A – Jesus manda armar-se:

Em duas situações, Jesus tem posturas diferentes sobre a espada:
Lc 22, 26 - Ele lhes disse: “Mas agora, se vocês têm bolsa, levem-na, e também o saco de viagem; e, se não têm espada, vendam a sua capa e comprem uma.”
Mt 26, 52 - Então Jesus disse-lhe: “Embainha a tua espada; porque todos os que lançarem mão da espada, à espada morrerão.”

Por outro lado, o verbo amar (ἀγαπάω/φιλέω) aparece 45 vezes nos quatro evangelhos (Mt 5, 43; Mt 5, 44; Mt 5, 46; Mt 6, 5;  Mt 6, 24; Mt 19, 19; Mt 22, 37; Mt 22, 39; Mt 23, 6;  Mt 22, 37; Mt 22, 39; Mt 23, 6; Mt 24, 12; Mt 12, 30; Mc 12, 31; Mc 12, 33; Mc 12, 38; Lc 6, 27; Lc 6, 32; Lc 6, 35; Lc 7, 42; Lc 10, 27; Lc 11, 42; Lc 11, 43; Lc 16, 13; Lc 20, 46; Jo 5, 42; Jo 8, 42; Jo 10, 17; Jo 13, 34; Jo 13, 35; Jo 14, 15; Jo 14, 21; Jo 14, 23; Jo 14, 31; Jo 15, 9; Jo 15, 10; Jo 15, 12; Jo 15, 13; Jo 15, 17; Jo 15, 19; Jo 17, 26; Jo 21, 15; Jo 21, 16; Jo 21, 17).
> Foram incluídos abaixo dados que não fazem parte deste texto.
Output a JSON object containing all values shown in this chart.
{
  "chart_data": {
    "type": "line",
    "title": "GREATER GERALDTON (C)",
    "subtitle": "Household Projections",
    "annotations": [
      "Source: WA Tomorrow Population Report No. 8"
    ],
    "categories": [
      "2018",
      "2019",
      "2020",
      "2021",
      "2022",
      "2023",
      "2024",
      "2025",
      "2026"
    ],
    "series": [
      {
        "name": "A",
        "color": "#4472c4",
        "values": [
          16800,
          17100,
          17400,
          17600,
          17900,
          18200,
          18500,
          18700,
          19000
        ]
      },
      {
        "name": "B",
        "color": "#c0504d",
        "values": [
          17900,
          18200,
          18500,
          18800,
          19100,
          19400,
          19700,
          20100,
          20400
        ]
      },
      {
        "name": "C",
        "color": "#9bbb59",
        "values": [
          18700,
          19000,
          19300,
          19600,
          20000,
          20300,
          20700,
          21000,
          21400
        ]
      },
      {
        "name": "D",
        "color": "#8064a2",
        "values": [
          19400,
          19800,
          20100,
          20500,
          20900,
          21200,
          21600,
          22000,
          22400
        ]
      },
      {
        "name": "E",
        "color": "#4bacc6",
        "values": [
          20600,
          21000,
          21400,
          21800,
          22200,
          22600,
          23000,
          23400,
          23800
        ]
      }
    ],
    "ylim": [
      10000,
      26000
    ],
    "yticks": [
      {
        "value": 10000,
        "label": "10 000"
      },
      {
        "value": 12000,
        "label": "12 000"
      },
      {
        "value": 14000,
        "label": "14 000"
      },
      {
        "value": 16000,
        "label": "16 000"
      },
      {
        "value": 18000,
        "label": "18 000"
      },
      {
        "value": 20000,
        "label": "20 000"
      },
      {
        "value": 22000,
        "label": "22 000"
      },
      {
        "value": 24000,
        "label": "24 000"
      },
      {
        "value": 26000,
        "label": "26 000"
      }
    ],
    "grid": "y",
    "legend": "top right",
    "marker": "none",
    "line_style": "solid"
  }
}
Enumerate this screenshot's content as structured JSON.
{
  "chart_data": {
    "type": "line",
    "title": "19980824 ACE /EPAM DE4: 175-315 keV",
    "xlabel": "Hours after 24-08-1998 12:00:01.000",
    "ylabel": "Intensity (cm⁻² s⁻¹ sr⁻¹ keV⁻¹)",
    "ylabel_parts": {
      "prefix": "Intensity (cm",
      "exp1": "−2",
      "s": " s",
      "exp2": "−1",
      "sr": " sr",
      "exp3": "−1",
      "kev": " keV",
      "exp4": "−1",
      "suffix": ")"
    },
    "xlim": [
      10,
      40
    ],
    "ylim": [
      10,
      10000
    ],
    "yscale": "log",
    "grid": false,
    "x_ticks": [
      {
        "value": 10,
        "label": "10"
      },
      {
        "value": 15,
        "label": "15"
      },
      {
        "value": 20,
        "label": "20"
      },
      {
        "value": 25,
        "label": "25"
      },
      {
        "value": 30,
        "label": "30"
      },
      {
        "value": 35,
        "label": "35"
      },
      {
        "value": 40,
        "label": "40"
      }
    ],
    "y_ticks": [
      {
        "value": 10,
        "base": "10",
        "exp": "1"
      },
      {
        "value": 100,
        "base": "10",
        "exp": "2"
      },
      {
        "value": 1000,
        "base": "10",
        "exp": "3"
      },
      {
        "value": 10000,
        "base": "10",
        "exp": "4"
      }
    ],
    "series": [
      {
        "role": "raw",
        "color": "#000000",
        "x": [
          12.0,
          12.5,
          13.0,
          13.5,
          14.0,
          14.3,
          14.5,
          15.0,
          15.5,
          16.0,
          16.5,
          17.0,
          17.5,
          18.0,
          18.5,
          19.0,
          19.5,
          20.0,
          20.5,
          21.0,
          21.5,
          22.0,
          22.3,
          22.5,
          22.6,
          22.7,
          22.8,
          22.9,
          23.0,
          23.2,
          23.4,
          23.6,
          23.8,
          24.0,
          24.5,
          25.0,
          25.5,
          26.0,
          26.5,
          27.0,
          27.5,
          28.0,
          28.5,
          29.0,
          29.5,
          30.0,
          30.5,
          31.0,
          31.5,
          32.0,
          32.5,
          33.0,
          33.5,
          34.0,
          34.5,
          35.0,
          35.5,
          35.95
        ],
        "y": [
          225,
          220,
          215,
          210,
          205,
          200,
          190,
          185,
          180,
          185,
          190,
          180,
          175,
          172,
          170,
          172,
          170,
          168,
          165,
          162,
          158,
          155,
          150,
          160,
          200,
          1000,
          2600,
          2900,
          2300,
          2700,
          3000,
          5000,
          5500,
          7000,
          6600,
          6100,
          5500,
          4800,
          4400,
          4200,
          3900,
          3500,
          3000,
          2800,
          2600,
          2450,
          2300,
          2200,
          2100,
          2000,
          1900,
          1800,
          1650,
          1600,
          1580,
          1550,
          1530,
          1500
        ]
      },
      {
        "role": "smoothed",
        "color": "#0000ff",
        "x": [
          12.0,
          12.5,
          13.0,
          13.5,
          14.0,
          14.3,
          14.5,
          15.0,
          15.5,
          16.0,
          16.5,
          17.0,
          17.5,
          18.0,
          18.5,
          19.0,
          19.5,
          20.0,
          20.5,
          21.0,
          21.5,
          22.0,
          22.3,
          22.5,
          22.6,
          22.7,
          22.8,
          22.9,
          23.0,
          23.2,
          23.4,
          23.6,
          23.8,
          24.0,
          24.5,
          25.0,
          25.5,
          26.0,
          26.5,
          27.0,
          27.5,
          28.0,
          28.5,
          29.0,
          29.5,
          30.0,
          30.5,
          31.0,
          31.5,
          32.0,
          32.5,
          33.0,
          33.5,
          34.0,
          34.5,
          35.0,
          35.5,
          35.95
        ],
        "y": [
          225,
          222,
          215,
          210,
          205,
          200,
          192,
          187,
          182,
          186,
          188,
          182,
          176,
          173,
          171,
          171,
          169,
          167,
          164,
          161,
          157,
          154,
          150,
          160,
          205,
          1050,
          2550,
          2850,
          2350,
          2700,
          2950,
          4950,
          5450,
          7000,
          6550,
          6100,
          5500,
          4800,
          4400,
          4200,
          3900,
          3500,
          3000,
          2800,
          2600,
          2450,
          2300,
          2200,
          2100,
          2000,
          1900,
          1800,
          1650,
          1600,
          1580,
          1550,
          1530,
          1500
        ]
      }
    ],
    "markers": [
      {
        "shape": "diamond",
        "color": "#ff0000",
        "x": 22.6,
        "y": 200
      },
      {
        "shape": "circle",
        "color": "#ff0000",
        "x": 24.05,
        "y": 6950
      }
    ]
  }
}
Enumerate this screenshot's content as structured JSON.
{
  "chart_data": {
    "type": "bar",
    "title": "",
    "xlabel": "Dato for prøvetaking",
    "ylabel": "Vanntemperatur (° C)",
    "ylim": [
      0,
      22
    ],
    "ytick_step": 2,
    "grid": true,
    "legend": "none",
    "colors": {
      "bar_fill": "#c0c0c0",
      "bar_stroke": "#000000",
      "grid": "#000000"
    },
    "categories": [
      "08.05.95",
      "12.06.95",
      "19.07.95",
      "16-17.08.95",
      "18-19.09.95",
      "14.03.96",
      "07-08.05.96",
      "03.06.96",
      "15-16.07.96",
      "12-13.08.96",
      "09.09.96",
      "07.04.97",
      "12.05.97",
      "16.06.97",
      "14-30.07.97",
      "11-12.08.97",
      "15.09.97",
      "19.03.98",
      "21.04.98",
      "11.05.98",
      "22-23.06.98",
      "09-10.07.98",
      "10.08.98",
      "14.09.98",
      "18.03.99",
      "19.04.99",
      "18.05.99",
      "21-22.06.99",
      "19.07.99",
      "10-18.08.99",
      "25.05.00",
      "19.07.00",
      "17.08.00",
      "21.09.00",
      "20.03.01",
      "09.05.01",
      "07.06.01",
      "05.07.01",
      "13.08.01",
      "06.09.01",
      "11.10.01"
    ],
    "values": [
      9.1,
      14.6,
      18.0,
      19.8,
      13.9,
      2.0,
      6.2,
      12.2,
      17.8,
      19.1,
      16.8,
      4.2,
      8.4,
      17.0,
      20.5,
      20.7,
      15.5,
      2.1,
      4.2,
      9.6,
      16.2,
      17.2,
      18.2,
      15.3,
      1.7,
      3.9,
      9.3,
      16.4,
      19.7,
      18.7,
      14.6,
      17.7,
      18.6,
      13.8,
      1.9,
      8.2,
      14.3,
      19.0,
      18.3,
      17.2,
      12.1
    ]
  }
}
B – Jesus manda amar os inimigos:

Mt 5, 44 - Eu, porém, vos digo: “Amai a vossos inimigos, bendizei os que vos maldizem, fazei bem aos que vos odeiam, e orai pelos que vos maltratam e vos perseguem.”
Jo 13, 34 – “Um novo mandamento vos dou: que vos ameis uns aos outros; assim como Eu vos amei; que dessa mesma maneira tenhais amor uns para com os outros.”

Portanto, colocar Jesus a favor ou contra o armamento é uma escolha que cabe à intenção do leitor. As ocorrências sobre armas nos quatro evangelhos são poucas e circunstanciais. Não servem para normatizar, mas o contrário, o amor é um preceito predominante.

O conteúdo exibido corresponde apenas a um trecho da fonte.